Racism is this nation’s original sin. Even in their extremist and violent opposition to British oppression, their radical claim that “all men are created equal,” and the bloody protest we call the American Revolution, the “founding fathers” failed to face race — slavery — as the great national wound. It would rip the new nation asunder in a civil war that raged just 80 years later. Followed by Jim Crow, followed by decades of lynching and segregation, followed by gerrymandering and the decimation of the Voting Rights Act, followed by “I can’t breathe.”
That our black brothers and sisters cannot live without daily fear of that knee on their necks in 2020 is an indictment of white society and the history of this nation. We have created and allowed to persist a false division that continues daily and in every corner of the country to humiliate, frighten, injure and kill people just because of the color of their skin. It cannot be stomached anymore.
“There comes a time,” wrote Dr. King, “When the cup of endurance runs over, and men are no longer willing to be plunged into the abyss of despair.
“I hope, sirs,” he wrote to his fellow clergymen, “you can understand our legitimate and unavoidable impatience.”
But for the doctrine of non-violence he preached and which he called the “self purification” of the demonstrators, “by now many streets of the south would, I am convinced, be flowing with blood.”
We are again at such a tipping point.
The minor violence committed by today’s protesters — some looting, some fires — has brought down on their heads battalions of troops, heavily armed and in riot gear, who have beaten and arrested peaceful protesters, fired tear gas into fleeing crowds and intimidated local officials into passivity when they should be standing up with and for the protesters.
If we don’t want these peaceful, largely non-violent, protests to rise up into a “frightening racial nightmare,” as Dr.
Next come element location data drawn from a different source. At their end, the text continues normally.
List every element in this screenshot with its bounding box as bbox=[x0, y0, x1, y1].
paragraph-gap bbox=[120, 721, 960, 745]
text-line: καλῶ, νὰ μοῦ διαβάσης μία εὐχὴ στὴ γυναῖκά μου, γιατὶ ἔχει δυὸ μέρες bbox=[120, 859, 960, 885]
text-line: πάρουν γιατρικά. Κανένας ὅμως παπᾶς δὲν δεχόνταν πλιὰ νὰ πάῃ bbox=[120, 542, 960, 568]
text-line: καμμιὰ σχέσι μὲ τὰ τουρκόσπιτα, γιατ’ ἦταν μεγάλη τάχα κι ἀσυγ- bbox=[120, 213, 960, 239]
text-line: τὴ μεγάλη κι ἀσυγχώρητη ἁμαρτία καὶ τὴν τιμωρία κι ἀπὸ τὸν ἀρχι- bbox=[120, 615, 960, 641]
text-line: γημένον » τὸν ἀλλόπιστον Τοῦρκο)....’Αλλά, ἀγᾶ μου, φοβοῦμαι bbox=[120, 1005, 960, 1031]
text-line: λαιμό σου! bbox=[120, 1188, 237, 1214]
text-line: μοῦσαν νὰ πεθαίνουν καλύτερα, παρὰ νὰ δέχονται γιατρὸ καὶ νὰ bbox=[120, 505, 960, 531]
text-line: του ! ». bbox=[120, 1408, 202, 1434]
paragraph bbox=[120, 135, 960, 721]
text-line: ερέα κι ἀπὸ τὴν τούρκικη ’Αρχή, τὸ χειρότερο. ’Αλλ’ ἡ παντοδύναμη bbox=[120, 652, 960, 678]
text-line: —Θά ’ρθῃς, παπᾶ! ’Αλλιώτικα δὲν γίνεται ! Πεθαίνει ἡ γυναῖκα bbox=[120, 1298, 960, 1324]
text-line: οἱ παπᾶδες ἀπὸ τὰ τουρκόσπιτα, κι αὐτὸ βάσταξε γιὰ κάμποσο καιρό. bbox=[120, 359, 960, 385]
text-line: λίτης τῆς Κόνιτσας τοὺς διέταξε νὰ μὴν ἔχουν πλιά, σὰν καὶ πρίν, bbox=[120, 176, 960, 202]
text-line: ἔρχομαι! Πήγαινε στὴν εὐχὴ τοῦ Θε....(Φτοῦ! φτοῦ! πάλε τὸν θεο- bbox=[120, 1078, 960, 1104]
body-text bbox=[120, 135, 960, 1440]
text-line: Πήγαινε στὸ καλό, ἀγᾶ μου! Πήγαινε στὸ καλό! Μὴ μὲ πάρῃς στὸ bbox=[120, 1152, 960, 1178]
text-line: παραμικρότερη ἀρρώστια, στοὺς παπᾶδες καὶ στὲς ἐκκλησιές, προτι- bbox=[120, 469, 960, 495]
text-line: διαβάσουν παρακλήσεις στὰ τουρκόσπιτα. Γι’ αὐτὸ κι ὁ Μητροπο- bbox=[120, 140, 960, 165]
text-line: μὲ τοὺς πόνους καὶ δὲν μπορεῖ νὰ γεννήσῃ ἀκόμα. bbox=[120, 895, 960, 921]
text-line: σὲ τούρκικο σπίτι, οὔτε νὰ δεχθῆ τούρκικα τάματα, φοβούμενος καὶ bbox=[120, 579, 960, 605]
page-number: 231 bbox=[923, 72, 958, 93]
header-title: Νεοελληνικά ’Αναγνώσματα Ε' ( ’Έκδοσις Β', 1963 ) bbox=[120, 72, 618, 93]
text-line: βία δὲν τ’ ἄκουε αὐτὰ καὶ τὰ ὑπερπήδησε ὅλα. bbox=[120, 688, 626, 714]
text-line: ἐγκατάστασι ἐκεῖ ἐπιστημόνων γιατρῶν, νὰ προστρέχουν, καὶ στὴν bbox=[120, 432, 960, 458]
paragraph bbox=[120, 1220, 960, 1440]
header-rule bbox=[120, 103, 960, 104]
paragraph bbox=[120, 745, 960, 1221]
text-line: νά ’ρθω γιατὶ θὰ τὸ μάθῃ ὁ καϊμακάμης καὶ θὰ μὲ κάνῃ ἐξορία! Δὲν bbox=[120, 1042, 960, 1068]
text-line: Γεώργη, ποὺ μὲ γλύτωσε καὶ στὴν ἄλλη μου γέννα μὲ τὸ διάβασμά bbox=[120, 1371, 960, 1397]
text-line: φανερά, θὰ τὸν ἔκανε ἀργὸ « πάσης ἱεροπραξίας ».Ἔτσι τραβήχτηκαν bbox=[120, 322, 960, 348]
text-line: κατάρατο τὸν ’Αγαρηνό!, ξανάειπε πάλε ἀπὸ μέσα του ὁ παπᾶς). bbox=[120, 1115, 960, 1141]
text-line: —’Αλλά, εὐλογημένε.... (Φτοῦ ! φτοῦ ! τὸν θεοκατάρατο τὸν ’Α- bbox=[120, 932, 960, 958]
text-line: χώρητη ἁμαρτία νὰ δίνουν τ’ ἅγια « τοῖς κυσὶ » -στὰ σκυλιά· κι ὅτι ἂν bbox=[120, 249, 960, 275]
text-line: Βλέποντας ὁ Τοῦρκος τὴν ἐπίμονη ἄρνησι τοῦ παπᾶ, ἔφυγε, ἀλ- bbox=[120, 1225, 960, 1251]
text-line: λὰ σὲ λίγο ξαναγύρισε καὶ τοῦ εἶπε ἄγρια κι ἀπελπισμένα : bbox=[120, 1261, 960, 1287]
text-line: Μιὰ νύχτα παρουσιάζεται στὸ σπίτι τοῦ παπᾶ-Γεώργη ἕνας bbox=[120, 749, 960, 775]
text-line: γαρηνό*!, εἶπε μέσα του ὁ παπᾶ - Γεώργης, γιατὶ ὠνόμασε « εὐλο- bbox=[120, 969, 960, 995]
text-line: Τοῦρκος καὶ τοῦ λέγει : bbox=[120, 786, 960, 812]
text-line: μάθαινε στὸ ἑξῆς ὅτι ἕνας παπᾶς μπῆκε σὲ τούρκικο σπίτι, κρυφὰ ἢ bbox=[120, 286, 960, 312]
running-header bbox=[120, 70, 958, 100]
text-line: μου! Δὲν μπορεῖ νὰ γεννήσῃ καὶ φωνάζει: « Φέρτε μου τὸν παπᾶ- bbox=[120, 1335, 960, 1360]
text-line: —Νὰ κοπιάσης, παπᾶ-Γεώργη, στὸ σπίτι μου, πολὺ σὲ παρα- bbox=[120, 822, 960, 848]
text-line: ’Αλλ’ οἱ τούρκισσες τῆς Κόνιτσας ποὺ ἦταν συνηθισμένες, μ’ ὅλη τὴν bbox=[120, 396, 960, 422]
King wrote, negotiations have to start NOW. None of this, “Get off the streets and we will talk.” If we get off the streets, complacency will shackle even the most well-meaning officials. White society has had 400 years to practice turning its back on the demands of black Americans to be free of the “knee.” We are very good at it.
We need to recognize these protests as acts of radical optimism, as were those in the 1960s. They are undertaken in the hope, in the righteous belief, that America can and must live up to its promise. Those in power need to call off the troops and recognize they have been given a remarkable opportunity, once again, to address the national wound with genuine action. We must approach the opportunity with urgency. Get the Bull Connors out of office. Stop institutional brutality toward black and brown people. Stop voter suppression. Offer equal opportunity. Involve all members of society in its direction. Understand that Black Lives Matter. Take action now.
If we don’t, our nation may not survive. It may not deserve to.
Susan Wells is a retired journalist who worked at The AJC for 30 years.